O Brasil era um imenso vazio no Centro-Oeste. Prova disso é que o decreto do presidente da República só chegou ao conhecimento do responsável, engenheiro Balduíno Ernesto de Almeida, diretor da Estrada de Ferro de Goyaz, em 27 de agosto de 1922. Ele ficava em Araguari-MG. Recebeu a comunicação do Inspetor Geral das Estradas de Ferro, Palhano de Jesus, transmitindo-lhe ordem do Ministro da Viação e Obras, José Pires do Rio, faltando apenas 10 dias para cumprir a missão.
A jornada de Balduíno começou em Araguari, em 1º de setembro de 1922. Foi organizada uma caravana composta por 22 membros, que se dirigiram para Mestre d’Armas em nove automóveis (Ford Bigode) e seis caminhões, que transportaram 40 pessoas e todo o material necessário para erguer o obelisco.
Seguiram pela ferrovia Mogiana, num trem especial, até o final da linha férrea localizada em Ipameri. No dia 02 de setembro, a caravana deixou Ipameri e seguiu por 302km com destino a Mestre d’Armas — Planaltina. Relatório da Missão: “Nas primeiras 7 horas, foram percorridos apenas 20km, com os caminhões estancando a cada momento, nas grandes rampas que tinham de vencer. No total, no primeiro dia de viagem, das 5h às 21h, foram vencidos apenas 76km. No segundo dia, três de setembro, a caravana avançou mais 84km até o cair do sol, quando chegou ao povoado de Cristalina”.
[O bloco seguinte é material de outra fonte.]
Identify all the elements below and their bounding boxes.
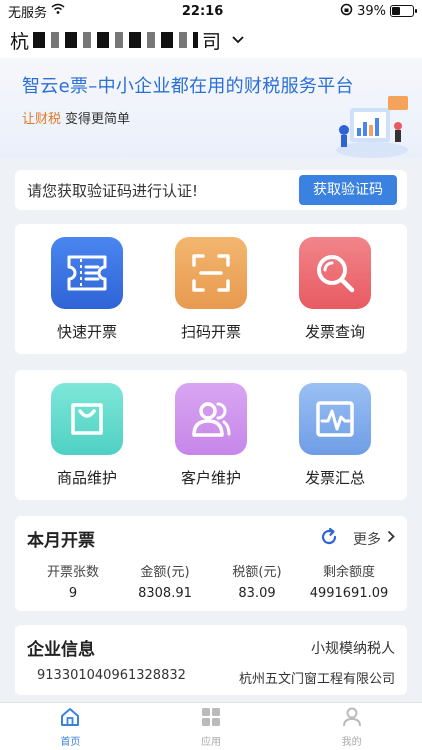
tile-label: 快速开票 bbox=[56, 322, 117, 341]
tax-id: 913301040961328832 bbox=[37, 668, 186, 683]
banner-subtitle-rest: 变得更简单 bbox=[65, 112, 131, 127]
company-info-title: 企业信息 bbox=[27, 640, 95, 660]
chevron-down-icon bbox=[231, 31, 245, 49]
tab-label: 我的 bbox=[341, 736, 362, 748]
users-icon bbox=[175, 382, 247, 455]
invoice-query-tile[interactable]: 发票查询 bbox=[280, 236, 390, 342]
verification-card: 请您获取验证码进行认证! 获取验证码 bbox=[15, 170, 407, 210]
tab-profile[interactable]: 我的 bbox=[281, 703, 422, 750]
apps-grid-icon bbox=[200, 706, 222, 733]
scan-invoice-tile[interactable]: 扫码开票 bbox=[156, 236, 266, 342]
primary-actions-grid: 快速开票 扫码开票 发票查询 bbox=[15, 224, 407, 354]
more-label: 更多 bbox=[353, 531, 381, 548]
banner-subtitle-highlight: 让财税 bbox=[22, 112, 62, 127]
tile-label: 发票查询 bbox=[304, 322, 365, 341]
customer-maintenance-tile[interactable]: 客户维护 bbox=[156, 382, 266, 488]
invoice-ticket-icon bbox=[51, 236, 123, 309]
lock-rotation-icon bbox=[340, 3, 353, 20]
scan-icon bbox=[175, 236, 247, 309]
tab-apps[interactable]: 应用 bbox=[141, 703, 282, 750]
company-full-name: 杭州五文门窗工程有限公司 bbox=[238, 672, 395, 687]
tab-home[interactable]: 首页 bbox=[0, 703, 141, 750]
bottom-tab-bar: 首页 应用 我的 bbox=[0, 702, 422, 750]
chevron-right-icon bbox=[387, 530, 395, 547]
tab-label: 首页 bbox=[60, 736, 81, 748]
stat-value: 8308.91 bbox=[138, 586, 192, 601]
stat-label: 开票张数 bbox=[46, 565, 99, 580]
clock-text: 22:16 bbox=[181, 3, 224, 19]
tile-label: 客户维护 bbox=[180, 468, 241, 487]
stat-invoice-count: 开票张数 9 bbox=[27, 561, 119, 601]
more-link[interactable]: 更多 bbox=[353, 529, 395, 549]
battery-percent: 39% bbox=[357, 3, 386, 19]
refresh-icon[interactable] bbox=[319, 527, 339, 551]
stat-amount: 金额(元) 8308.91 bbox=[119, 561, 211, 601]
status-bar: 无服务 22:16 39% bbox=[0, 0, 422, 22]
tile-label: 商品维护 bbox=[56, 468, 117, 487]
stat-label: 剩余额度 bbox=[322, 565, 375, 580]
promo-banner[interactable]: 智云e票–中小企业都在用的财税服务平台 让财税 变得更简单 bbox=[0, 58, 422, 158]
stat-value: 83.09 bbox=[238, 586, 276, 601]
battery-icon bbox=[390, 5, 417, 17]
monthly-invoice-card: 本月开票 更多 开票张数 9 金额(元) 8308.91 税额(元) 83.09… bbox=[15, 516, 407, 611]
wifi-icon bbox=[51, 3, 65, 19]
tile-label: 发票汇总 bbox=[304, 468, 365, 487]
banner-illustration bbox=[332, 90, 412, 160]
redacted-company-name bbox=[33, 32, 199, 48]
secondary-actions-grid: 商品维护 客户维护 发票汇总 bbox=[15, 370, 407, 500]
tab-label: 应用 bbox=[201, 736, 221, 748]
company-name-suffix: 司 bbox=[202, 30, 222, 53]
monthly-invoice-title: 本月开票 bbox=[27, 531, 95, 551]
stat-value: 4991691.09 bbox=[309, 586, 389, 601]
stat-label: 金额(元) bbox=[140, 565, 190, 580]
home-icon bbox=[59, 706, 81, 733]
stat-tax: 税额(元) 83.09 bbox=[211, 561, 303, 601]
tile-label: 扫码开票 bbox=[180, 322, 241, 341]
user-icon bbox=[341, 706, 363, 733]
chart-icon bbox=[299, 382, 371, 455]
quick-invoice-tile[interactable]: 快速开票 bbox=[32, 236, 142, 342]
get-code-button[interactable]: 获取验证码 bbox=[299, 175, 397, 205]
stat-remaining-quota: 剩余额度 4991691.09 bbox=[303, 561, 395, 601]
company-name-prefix: 杭 bbox=[10, 30, 30, 53]
company-info-card[interactable]: 企业信息 小规模纳税人 913301040961328832 杭州五文门窗工程有… bbox=[15, 625, 407, 695]
company-switcher[interactable]: 杭 司 bbox=[0, 22, 422, 58]
verification-message: 请您获取验证码进行认证! bbox=[27, 181, 199, 200]
stat-label: 税额(元) bbox=[232, 565, 282, 580]
carrier-text: 无服务 bbox=[8, 5, 48, 21]
search-icon bbox=[299, 236, 371, 309]
taxpayer-type: 小规模纳税人 bbox=[311, 640, 395, 657]
invoice-summary-tile[interactable]: 发票汇总 bbox=[280, 382, 390, 488]
stat-value: 9 bbox=[68, 586, 78, 601]
product-maintenance-tile[interactable]: 商品维护 bbox=[32, 382, 142, 488]
shopping-bag-icon bbox=[51, 382, 123, 455]
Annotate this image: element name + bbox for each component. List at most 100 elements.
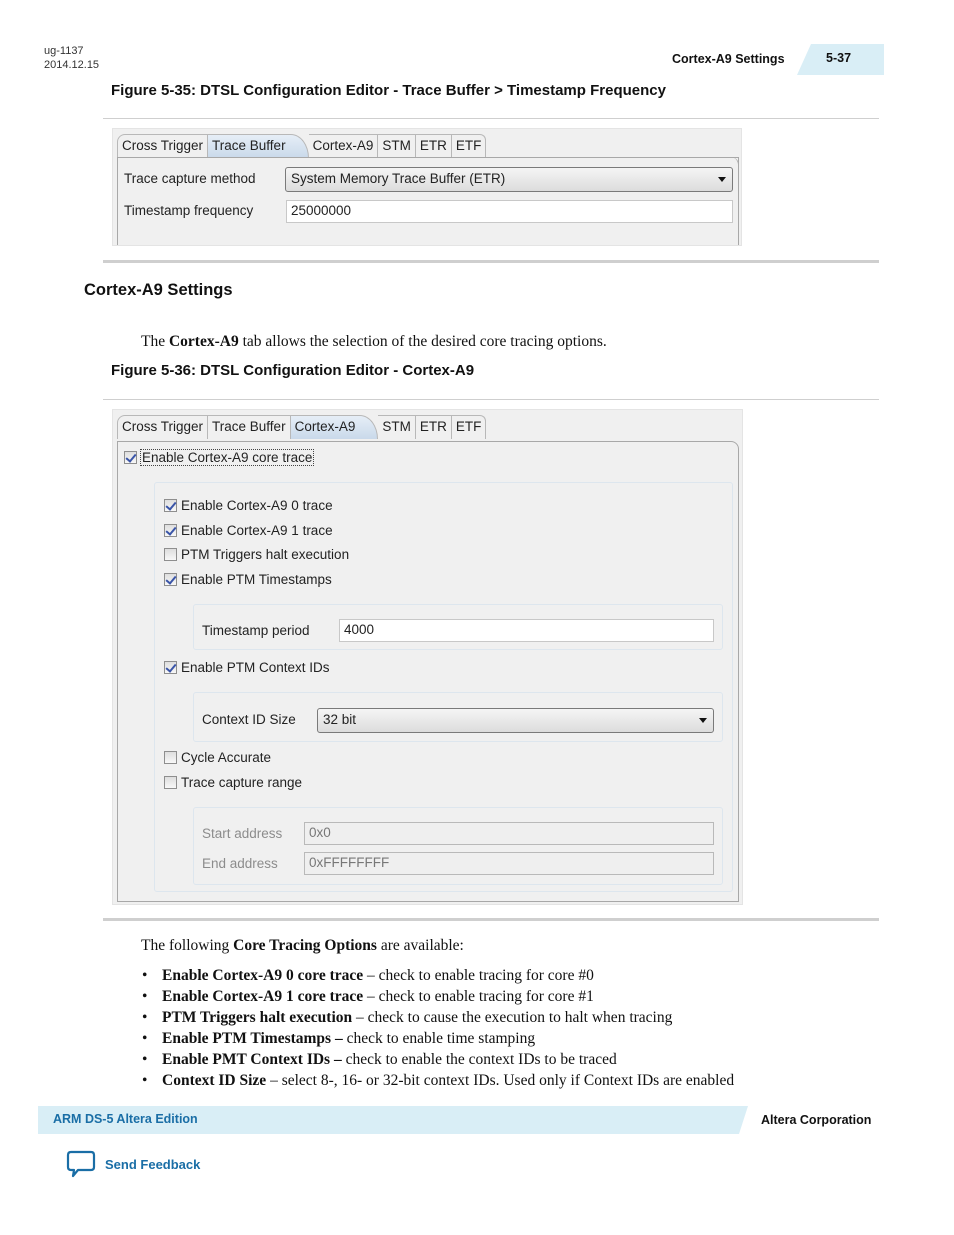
option-desc: – check to cause the execution to halt w… <box>352 1009 673 1026</box>
trace-capture-method-label: Trace capture method <box>124 171 256 186</box>
option-desc: – select 8-, 16- or 32-bit context IDs. … <box>266 1072 735 1089</box>
speech-bubble-icon <box>66 1150 96 1178</box>
enable-core-trace-checkbox[interactable]: Enable Cortex-A9 core trace <box>124 449 315 466</box>
tab-etr[interactable]: ETR <box>415 134 452 158</box>
send-feedback-label: Send Feedback <box>105 1156 201 1172</box>
start-address-input[interactable]: 0x0 <box>304 822 714 845</box>
option-term: Enable PMT Context IDs – <box>162 1051 342 1068</box>
list-item: • Enable Cortex-A9 1 core trace – check t… <box>142 986 734 1007</box>
ptm-triggers-halt-checkbox[interactable]: PTM Triggers halt execution <box>164 547 349 562</box>
timestamp-period-input[interactable]: 4000 <box>339 619 714 642</box>
figure-35-title: Figure 5-35: DTSL Configuration Editor -… <box>111 82 666 99</box>
enable-core0-trace-label: Enable Cortex-A9 0 trace <box>181 498 333 513</box>
section-heading: Cortex-A9 Settings <box>84 281 233 299</box>
options-intro-bold: Core Tracing Options <box>233 937 377 954</box>
trace-capture-range-label: Trace capture range <box>181 775 303 790</box>
tab-trace-buffer[interactable]: Trace Buffer <box>208 134 309 158</box>
tab-cross-trigger[interactable]: Cross Trigger <box>117 415 209 439</box>
option-term: Enable PTM Timestamps – <box>162 1030 343 1047</box>
dropdown-arrow-icon <box>699 718 707 723</box>
enable-context-ids-checkbox[interactable]: Enable PTM Context IDs <box>164 660 330 675</box>
dropdown-arrow-icon <box>718 177 726 182</box>
bullet-icon: • <box>142 967 148 984</box>
bullet-icon: • <box>142 988 148 1005</box>
footer-company: Altera Corporation <box>761 1113 872 1127</box>
timestamp-period-label: Timestamp period <box>202 623 310 638</box>
checkbox-unchecked-icon <box>164 548 177 561</box>
tab-etr[interactable]: ETR <box>415 415 452 439</box>
tab-divider <box>117 157 739 158</box>
list-item: • PTM Triggers halt execution – check to … <box>142 1007 734 1028</box>
tab-etf[interactable]: ETF <box>451 134 487 158</box>
context-id-size-label: Context ID Size <box>202 712 296 727</box>
option-term: Context ID Size <box>162 1072 267 1089</box>
cycle-accurate-checkbox[interactable]: Cycle Accurate <box>164 750 271 765</box>
trace-capture-method-value: System Memory Trace Buffer (ETR) <box>291 171 506 186</box>
list-item: • Enable PTM Timestamps – check to enable… <box>142 1028 734 1049</box>
list-item: • Context ID Size – select 8-, 16- or 32-… <box>142 1070 734 1091</box>
tab-stm[interactable]: STM <box>378 415 416 439</box>
options-intro: The following Core Tracing Options are a… <box>141 937 464 955</box>
section-intro: The Cortex-A9 tab allows the selection o… <box>141 333 607 351</box>
option-desc: check to enable the context IDs to be tr… <box>341 1051 617 1068</box>
end-address-label: End address <box>202 856 278 871</box>
timestamp-frequency-input[interactable]: 25000000 <box>286 200 733 223</box>
enable-core1-trace-checkbox[interactable]: Enable Cortex-A9 1 trace <box>164 523 333 538</box>
tab-cortex-a9[interactable]: Cortex-A9 <box>290 415 379 439</box>
enable-core0-trace-checkbox[interactable]: Enable Cortex-A9 0 trace <box>164 498 333 513</box>
figure-top-rule <box>103 399 879 400</box>
footer-product: ARM DS-5 Altera Edition <box>53 1112 198 1126</box>
bullet-icon: • <box>142 1051 148 1068</box>
checkbox-checked-icon <box>164 499 177 512</box>
tab-cortex-a9[interactable]: Cortex-A9 <box>308 134 379 158</box>
enable-ptm-timestamps-checkbox[interactable]: Enable PTM Timestamps <box>164 572 332 587</box>
figure-bottom-rule <box>103 918 879 921</box>
page-number: 5-37 <box>826 51 852 65</box>
dtsl-editor-trace-buffer: Cross Trigger Trace Buffer Cortex-A9 STM… <box>112 128 742 246</box>
page-number-tab: 5-37 <box>797 44 884 75</box>
option-desc: – check to enable tracing for core #1 <box>363 988 594 1005</box>
bullet-icon: • <box>142 1030 148 1047</box>
bullet-icon: • <box>142 1072 148 1089</box>
enable-core1-trace-label: Enable Cortex-A9 1 trace <box>181 523 333 538</box>
tab-trace-buffer[interactable]: Trace Buffer <box>208 415 291 439</box>
context-id-size-select[interactable]: 32 bit <box>317 708 714 733</box>
option-desc: check to enable time stamping <box>342 1030 536 1047</box>
checkbox-checked-icon <box>164 573 177 586</box>
figure-bottom-rule <box>103 260 879 263</box>
enable-core-trace-label: Enable Cortex-A9 core trace <box>139 449 315 466</box>
end-address-input[interactable]: 0xFFFFFFFF <box>304 852 714 875</box>
checkbox-checked-icon <box>124 451 137 464</box>
options-intro-end: are available: <box>376 937 464 954</box>
options-intro-text: The following <box>141 937 234 954</box>
enable-context-ids-label: Enable PTM Context IDs <box>181 660 330 675</box>
bullet-icon: • <box>142 1009 148 1026</box>
tab-strip: Cross Trigger Trace Buffer Cortex-A9 STM… <box>117 132 487 158</box>
enable-ptm-timestamps-label: Enable PTM Timestamps <box>181 572 332 587</box>
option-term: Enable Cortex-A9 1 core trace <box>162 988 364 1005</box>
checkbox-unchecked-icon <box>164 776 177 789</box>
doc-meta: ug-1137 2014.12.15 <box>44 44 99 72</box>
option-desc: – check to enable tracing for core #0 <box>363 967 594 984</box>
checkbox-checked-icon <box>164 661 177 674</box>
tab-etf[interactable]: ETF <box>451 415 487 439</box>
list-item: • Enable Cortex-A9 0 core trace – check t… <box>142 965 734 986</box>
trace-capture-method-select[interactable]: System Memory Trace Buffer (ETR) <box>285 167 733 192</box>
context-id-size-value: 32 bit <box>323 712 357 727</box>
doc-id: ug-1137 <box>44 45 84 57</box>
checkbox-checked-icon <box>164 524 177 537</box>
start-address-label: Start address <box>202 826 283 841</box>
tab-strip: Cross Trigger Trace Buffer Cortex-A9 STM… <box>117 413 487 439</box>
option-term: PTM Triggers halt execution <box>162 1009 353 1026</box>
list-item: • Enable PMT Context IDs – check to enabl… <box>142 1049 734 1070</box>
send-feedback-link[interactable]: Send Feedback <box>66 1150 200 1178</box>
trace-capture-range-checkbox[interactable]: Trace capture range <box>164 775 302 790</box>
option-term: Enable Cortex-A9 0 core trace <box>162 967 364 984</box>
timestamp-frequency-label: Timestamp frequency <box>124 203 254 218</box>
checkbox-unchecked-icon <box>164 751 177 764</box>
tab-stm[interactable]: STM <box>378 134 416 158</box>
core-tracing-options-list: • Enable Cortex-A9 0 core trace – check t… <box>142 965 734 1091</box>
figure-36-title: Figure 5-36: DTSL Configuration Editor -… <box>111 362 475 379</box>
figure-top-rule <box>103 118 879 119</box>
tab-cross-trigger[interactable]: Cross Trigger <box>117 134 209 158</box>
Balduíno, que vinha à retaguarda, decidiu, acossado pelo tempo, seguir à frente com os Ford Bigode, deixando os caminhões atrás da caravana.
Tarde da noite, chegou ao arraial de Mestre d’Armas, fixado como referência e base dos trabalhos. Os caminhões chegaram à manhã do dia 5, e, nessa mesma manhã, o engenheiro Balduíno escolheu um local bem mais próximo: um promontório sobre o vale do rio São Bartolomeu, a apenas 8km de Mestre d’Armas. Às 17h do dia 5, todo o material dos caminhões estava descarregado no morro do Centenário. No dia 7, às 10h, estava pronto o monumento”.
A importância do lançamento da Pedra Fundamental de Brasília em 7 de setembro de 1922 — Centenário da Independência — vai além do simbolismo de um ideal “mudancista”. Marcou, também, a reabertura da discussão sobre o sítio onde seria construída Brasília, cuja construção começou com JK, 34 anos depois.
Vale perguntar. E no ano que vem, como Brasília estará inserida nas comemorações dos 200 anos da Independência?